Il Kurdistan per noi ha inizio qui…
“Il Kurdistan turco per noi comincia qui. È in questo luogo così estraneo dalle rotte della Istanbul dei turisti a caccia di sensazioni da mille e una notte che, senza saperlo, iniziamo a conoscere i suoi odori. A riconoscere i suoi volti, ad attutire – stringendo i denti – i suoi primi pugni nello stomaco. Schietti come un bicchiere del nostro Barbera”; scrivono Gandolfi e Maugeri nel libro “A est di Hamilton road”.
Per me, ed i 23 studenti dell’istituto Podesti di Ancona in visita d’istruzione in Turchia con il progetto “Adotta un conflitto”, il Kurdistan inizia in una delle vie principali di Istanbul, all’interno del MKM – Centro culturale della Mesopotamia.
Ad accoglierci c’è Sarya, ragazza dai capelli lunghi e scuri con al collo il tradizionale foulard curdo. Sarya ci accompagna su per una scala ripida e buia. Il desiderio di vedere e di capire ci spinge ad entrare. All’interno del centro l’ambiente è curato ed informale; attorno a noi ci sono libri, poster, cd e riviste. Seduti ai tavoli, ci viene offerto il čai, tipico tè curdo dal colore rosso, servito in bicchierini di vetro affusolati, su un piattino di ceramica con le zollette di zucchero a fianco. Qui conosciamo Francesco ed Emanuela, due studenti della facoltà di “Relazioni internazionali” di Cagliari, anche loro ad Istanbul per approfondire la questione curda. I due giovani italiani si lasciano andare a domande ed interviste, materiale che servirà per la loro tesi di laurea. Chiacchierando fra i tavoli abbiamo la conferma della complessità della vita per i curdi che risiedono nella capitale turca. Delimitare anche solo geograficamente il Kurdistan, è più che altro un’operazione politica: cominciano qui le problematiche della questione curda. Non avendo confini naturali ben precisi, il Kurdistan è quella “regione” divisa tra Turchia, Iran, Iraq, Siria e le repubbliche ex sovietiche di Georgia ed Armenia. La parte più grande del Kurdistan è costituita dall’Anatolia orientale e rappresenta un terzo dell’intero territorio dell’attuale repubblica turca. La posizione ufficiale della Turchia nei confronti della questione curda è riassunta nel discorso del primo ministro Nihat Erim del maggio del 1971 il quale disse: “Non accettiamo altra nazione abitante la Turchia se non quella turca. Come possiamo vedere c’è una ed una sola nazione in Turchia: la nazione turca. Tutti i cittadini che vivono in varie parti dello stato sono soddisfatti di essere Turchi”.

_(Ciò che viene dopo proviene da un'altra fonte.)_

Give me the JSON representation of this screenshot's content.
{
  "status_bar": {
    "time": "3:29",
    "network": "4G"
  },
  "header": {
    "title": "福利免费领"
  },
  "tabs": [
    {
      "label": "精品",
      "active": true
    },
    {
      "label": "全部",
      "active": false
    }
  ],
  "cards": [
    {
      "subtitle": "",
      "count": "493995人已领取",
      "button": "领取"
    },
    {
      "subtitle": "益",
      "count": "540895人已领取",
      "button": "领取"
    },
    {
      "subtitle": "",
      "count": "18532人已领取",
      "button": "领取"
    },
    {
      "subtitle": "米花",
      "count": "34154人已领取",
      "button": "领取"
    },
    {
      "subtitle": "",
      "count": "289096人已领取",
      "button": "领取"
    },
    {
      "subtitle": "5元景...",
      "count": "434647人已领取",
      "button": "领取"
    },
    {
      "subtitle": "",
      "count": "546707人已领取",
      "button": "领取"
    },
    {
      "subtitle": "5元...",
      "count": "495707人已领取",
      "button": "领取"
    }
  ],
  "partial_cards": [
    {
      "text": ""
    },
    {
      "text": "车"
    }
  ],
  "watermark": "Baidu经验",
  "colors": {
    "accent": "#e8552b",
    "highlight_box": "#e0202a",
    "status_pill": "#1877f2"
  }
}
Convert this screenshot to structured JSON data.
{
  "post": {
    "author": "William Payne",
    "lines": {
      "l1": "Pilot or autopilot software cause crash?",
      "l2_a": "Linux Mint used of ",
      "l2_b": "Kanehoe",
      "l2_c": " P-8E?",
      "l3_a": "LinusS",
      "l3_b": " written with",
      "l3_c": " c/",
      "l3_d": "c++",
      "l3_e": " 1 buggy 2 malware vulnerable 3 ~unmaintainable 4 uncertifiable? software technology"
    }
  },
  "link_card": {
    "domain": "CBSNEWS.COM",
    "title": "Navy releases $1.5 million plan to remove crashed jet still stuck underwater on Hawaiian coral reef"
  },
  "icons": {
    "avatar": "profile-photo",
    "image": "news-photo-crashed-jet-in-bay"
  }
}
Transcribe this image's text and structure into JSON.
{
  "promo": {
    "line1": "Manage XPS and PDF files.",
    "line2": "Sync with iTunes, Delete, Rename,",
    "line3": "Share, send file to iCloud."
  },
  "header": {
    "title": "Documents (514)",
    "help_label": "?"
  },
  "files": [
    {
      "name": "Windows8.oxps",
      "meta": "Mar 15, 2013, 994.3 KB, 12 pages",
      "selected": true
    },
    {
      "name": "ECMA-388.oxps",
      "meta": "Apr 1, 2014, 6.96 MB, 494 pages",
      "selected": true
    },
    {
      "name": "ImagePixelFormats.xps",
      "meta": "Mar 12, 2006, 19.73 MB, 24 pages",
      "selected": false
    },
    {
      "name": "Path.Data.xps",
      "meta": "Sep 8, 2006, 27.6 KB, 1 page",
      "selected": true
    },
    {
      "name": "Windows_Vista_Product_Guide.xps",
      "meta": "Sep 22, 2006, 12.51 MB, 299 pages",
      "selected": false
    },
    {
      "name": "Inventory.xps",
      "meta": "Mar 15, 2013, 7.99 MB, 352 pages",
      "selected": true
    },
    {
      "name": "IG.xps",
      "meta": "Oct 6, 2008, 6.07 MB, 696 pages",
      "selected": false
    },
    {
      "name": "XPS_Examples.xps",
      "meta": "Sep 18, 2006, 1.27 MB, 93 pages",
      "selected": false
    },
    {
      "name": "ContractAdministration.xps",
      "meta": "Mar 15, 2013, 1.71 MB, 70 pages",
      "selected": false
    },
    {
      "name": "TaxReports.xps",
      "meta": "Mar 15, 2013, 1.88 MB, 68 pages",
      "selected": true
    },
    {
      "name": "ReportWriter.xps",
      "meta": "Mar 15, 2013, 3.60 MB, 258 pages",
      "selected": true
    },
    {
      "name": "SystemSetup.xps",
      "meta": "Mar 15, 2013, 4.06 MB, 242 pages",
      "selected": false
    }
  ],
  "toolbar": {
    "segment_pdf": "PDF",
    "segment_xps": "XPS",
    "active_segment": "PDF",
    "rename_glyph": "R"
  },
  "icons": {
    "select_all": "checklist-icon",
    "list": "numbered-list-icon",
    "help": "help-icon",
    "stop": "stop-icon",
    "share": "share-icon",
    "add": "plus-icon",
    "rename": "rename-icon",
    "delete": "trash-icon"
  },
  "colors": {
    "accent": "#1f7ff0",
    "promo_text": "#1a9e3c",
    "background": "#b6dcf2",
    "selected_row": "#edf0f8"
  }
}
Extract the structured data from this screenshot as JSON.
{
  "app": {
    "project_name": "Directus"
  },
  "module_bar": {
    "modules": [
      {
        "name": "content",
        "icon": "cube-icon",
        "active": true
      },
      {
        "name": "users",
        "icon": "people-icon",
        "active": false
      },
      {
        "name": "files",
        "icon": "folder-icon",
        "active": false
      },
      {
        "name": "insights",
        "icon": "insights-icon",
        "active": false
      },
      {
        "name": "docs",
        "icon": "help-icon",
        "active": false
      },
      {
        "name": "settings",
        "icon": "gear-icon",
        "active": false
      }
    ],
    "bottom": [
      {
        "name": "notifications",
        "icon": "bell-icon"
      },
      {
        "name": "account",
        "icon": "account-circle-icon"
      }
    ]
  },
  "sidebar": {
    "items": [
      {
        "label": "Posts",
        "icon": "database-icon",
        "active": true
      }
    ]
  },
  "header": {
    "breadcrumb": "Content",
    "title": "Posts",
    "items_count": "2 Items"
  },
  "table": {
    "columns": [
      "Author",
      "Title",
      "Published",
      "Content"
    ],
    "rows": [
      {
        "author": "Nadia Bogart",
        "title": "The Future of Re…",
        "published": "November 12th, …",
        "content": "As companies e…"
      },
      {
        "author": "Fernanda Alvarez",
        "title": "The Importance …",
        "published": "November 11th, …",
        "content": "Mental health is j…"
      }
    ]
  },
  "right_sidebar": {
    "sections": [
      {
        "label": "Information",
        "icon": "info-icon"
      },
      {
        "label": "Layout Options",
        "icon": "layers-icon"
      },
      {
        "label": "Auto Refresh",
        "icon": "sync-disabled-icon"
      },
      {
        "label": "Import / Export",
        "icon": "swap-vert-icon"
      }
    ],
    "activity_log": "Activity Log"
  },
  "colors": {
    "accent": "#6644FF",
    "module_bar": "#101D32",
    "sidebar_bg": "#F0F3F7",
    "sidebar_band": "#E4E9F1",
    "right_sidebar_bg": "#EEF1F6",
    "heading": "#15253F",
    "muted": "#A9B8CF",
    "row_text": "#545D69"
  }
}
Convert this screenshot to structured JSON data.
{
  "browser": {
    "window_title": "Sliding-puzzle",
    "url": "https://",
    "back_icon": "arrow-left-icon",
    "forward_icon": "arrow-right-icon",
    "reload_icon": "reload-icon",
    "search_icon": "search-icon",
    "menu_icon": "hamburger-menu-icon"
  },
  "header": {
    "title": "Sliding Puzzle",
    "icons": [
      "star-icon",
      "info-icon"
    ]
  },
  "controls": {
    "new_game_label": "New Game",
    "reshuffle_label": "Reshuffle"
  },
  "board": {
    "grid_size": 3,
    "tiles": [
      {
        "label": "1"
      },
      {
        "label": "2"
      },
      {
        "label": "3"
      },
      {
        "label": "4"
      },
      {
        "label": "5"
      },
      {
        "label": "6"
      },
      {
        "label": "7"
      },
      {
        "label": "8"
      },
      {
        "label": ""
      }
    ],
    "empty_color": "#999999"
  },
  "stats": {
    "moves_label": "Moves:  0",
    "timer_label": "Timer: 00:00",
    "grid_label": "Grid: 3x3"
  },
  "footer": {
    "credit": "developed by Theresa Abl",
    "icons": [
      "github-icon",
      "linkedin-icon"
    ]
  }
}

Ma sentendo le parole di Sarya, non sembra essere così. “Nel 1990 è nata l’esigenza e la volontà di fondare il Centro culturale della Mesopotamia per mantenere viva la nostra identità. Il Centro è un luogo di aggregazione e la musica è il linguaggio scelto per affermare la nostra esistenza, mantenere la nostra lingua, la nostra cultura, le nostre tradizioni da trasmettere alle nuove generazioni. I musicisti ed i cantanti hanno oggi la possibilità di esibirsi qui al Centro, o di portare in giro per l’Europa le loro canzoni ed i loro testi, ma non di esibirsi per le strade e per le piazze della Turchia. Dall’apertura del Centro culturale della Mesopotamia, molti membri hanno subìto arresti e discriminazioni”.
Con sorpresa scopriamo che le opere del Premio Nobel Dario Fo, rientrano nel loro repertorio teatrale. Non a caso proprio Dario Fo e Franca Rame lanciarono un appello a favore della causa curda.
Per distendere la tensione un uomo inizia a suonare, e subito una donna gli si affianca con la voce. Ne esce una musica profonda e remota. “La musica svolge un ruolo di funzione sociale fondamentale: dalle cronache alla poesia lirica, passando attraverso le epopee e alcune opere della letteratura scritta, tutto è musicato per essere meglio memorizzato e tramandato”, ci dicono. A seguire ritmi sempre più sfrenati e coinvolgenti, una miscela di folk e rock, in un turbinio di canti e balli che scaldano l’anima e il cuore.